Andrew S. Weiss is an expert on Russia and has worked in White House, the State Department, the Pentagon, as well as at high level think tanks. He brings his 30 years of experience into crafting this brilliant book about the current leader of Russia. He does much more than provide a biography of Putin and an understanding of his origins and context. He lays out as well a capsule history of Russian thinking about power and its place in the world. While the book is clearly motivated by Putin’s recent aggressions in Ukraine, Weiss is just as concerned by all that the recent discussion has missed in looking at Russia:

“The fact that the whims of one man had caused this calamity was lost on no one. But conspicuously missing from the resulting conversation about Putin was much awareness that the West’s problems with Russia go far beyond its leaders uncompromising, hard-edged tactics.
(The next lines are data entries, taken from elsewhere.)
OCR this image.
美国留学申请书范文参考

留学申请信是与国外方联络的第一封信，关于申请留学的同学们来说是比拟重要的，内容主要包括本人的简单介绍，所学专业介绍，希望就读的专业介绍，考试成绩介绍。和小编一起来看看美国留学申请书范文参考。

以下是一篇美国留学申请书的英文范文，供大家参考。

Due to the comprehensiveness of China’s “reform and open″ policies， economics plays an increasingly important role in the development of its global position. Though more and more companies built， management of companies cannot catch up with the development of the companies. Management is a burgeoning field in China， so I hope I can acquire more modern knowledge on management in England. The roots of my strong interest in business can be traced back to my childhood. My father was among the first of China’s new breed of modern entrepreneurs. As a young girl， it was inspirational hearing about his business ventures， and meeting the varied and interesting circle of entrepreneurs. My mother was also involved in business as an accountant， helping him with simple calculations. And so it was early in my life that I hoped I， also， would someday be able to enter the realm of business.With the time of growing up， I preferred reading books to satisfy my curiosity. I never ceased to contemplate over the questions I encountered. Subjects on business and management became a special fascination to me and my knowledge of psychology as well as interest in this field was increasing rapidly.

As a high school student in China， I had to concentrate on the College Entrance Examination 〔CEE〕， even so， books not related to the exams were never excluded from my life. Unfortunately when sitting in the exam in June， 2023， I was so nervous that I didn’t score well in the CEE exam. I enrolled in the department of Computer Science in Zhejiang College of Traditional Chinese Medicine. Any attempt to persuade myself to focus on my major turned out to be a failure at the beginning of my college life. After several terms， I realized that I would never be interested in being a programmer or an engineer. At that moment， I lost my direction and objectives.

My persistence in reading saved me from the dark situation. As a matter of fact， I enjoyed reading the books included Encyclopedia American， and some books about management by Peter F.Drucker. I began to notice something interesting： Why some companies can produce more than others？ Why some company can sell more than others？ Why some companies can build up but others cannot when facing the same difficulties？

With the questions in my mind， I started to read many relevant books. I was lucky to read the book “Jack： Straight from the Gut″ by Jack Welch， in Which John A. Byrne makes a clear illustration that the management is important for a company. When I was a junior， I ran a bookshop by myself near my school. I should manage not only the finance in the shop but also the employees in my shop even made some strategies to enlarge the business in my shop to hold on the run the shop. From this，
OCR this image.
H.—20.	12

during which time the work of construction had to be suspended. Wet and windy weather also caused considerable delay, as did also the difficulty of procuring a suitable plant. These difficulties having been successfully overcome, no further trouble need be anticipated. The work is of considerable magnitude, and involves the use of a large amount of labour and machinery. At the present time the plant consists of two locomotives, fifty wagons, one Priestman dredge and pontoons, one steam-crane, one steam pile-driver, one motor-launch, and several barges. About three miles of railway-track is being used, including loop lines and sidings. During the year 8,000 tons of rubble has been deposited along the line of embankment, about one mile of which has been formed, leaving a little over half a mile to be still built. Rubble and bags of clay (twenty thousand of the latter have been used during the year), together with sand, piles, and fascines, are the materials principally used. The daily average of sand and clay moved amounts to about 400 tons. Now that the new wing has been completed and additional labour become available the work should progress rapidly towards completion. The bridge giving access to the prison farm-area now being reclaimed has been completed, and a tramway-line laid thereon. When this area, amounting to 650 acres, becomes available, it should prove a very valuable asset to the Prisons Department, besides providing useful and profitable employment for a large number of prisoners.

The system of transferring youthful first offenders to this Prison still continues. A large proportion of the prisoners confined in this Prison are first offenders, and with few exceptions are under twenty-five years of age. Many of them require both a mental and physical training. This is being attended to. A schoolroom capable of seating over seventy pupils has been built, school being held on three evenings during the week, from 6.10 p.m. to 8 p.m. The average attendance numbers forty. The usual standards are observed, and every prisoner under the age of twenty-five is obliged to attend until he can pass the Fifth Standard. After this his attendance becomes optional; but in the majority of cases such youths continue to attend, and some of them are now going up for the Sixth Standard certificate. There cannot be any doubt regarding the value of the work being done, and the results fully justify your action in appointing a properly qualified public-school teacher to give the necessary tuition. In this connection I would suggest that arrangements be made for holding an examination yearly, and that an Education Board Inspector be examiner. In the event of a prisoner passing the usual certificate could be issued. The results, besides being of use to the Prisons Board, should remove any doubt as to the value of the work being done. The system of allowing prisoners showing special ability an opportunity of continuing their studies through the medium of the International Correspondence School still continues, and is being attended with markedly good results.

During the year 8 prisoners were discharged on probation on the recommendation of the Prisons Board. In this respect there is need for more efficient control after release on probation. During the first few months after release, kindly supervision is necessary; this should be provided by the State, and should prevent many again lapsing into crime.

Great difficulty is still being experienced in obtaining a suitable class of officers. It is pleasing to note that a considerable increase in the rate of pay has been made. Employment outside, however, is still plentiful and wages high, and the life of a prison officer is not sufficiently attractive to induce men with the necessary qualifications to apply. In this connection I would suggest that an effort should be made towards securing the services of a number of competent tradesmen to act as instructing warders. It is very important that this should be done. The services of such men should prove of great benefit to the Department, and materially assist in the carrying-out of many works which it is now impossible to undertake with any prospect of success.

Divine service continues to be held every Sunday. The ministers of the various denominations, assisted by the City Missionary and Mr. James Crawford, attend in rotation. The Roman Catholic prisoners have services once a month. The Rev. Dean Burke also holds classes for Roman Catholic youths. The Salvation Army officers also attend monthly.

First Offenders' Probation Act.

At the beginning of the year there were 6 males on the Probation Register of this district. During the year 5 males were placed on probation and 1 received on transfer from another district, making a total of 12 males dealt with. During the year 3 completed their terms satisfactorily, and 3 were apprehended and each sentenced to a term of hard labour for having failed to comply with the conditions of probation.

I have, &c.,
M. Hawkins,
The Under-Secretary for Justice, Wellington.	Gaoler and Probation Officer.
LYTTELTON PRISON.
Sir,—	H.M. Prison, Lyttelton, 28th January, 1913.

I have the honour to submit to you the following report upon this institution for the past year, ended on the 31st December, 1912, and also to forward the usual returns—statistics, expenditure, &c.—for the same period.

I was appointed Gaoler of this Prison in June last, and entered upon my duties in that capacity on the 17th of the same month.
To date, there has been far too little discussion of the intense grievances that have piled up on both sides—not to mention the growing risks that these conflicts could potentially spin out of control.”

This book is Weiss’ answer to this disturbing lack. He digs into Putin’s personal history, revealing him to be set on the KGB since ninth grade, when young Putin walked into the agency’s Leningrad headquarters.

“I want to work for you.”

“First of all, we don’t take walk-ins. You can only end up here after serving in the army or studying at some kind of college.”

Putin didn’t give up but worked hard to get into Leningrad State University, dreaming of a position with the KGB. He got the much-wanted call in his senior year and joined the agency. Instead of the exciting foreign postings he’d imagined, he spent the next decade in low-level bureaucratic jobs. But he was still part of the vaunted KGB and that was all that really mattered. From such lowly beginnings, he scrabbled up the ladder, intent on more power. His persistence and focus paid off. More than that, he personified the way the system worked, understanding that “what we think of as corruption is actually the glue that holds everything together . . . and makes the system surprisingly resilient.”

These instincts served Putin well. “At the FSB he had gone from being someone who barely made it to lieutenant colonel . . . to being the boss of the entire agency.”

Beyond tracing Putin’s career and delving into his psychology, his beliefs and values, Weiss places his character firmly in context. Drawing on his knowledge of Russian and Soviet history, Weiss makes this book much bigger than the portrait of one man—it’s a portrait of a complicated country.

“I, for one, did not appreciate nearly enough at the time [the 1990s] just how much Putin’s belief system was deeply rooted in Russian history and political culture. For Soviet and czarist leaders alike, a strong, centralized state was essential for overseeing a vast, multiethnic society. And for providing the strongest protection against hostile forces.”

The illustrator, Brown, makes clear the meaning behind Weiss’s words by providing portraits of Russian leaders from Lenin to Putin as a backdrop to the words above. There is, both author and illustrator are saying, a direct link.

This is just one example of how beautifully the graphic format works in what would have been a very complicated text by itself. Rather than writing a traditional book that would be read by policy wonks and historians, Weiss has done something ingenious. He’s turned his personal experience and breadth of knowledge into a graphic novel, making his insights and information broadly accessible to all. One might think a graphic novel about Russian political history and their current exponent, Putin, would be an odd choice of format. But just the opposite is true. By using the wide range of visual information graphic novels can provide, from maps to charts to expressive scenes, Weiss and Brown have created a story that is both narratively and visually compelling as well as deeply informative. Reading this book, one wishes that all history were taught this way. Readers would certainly be better educated if it were.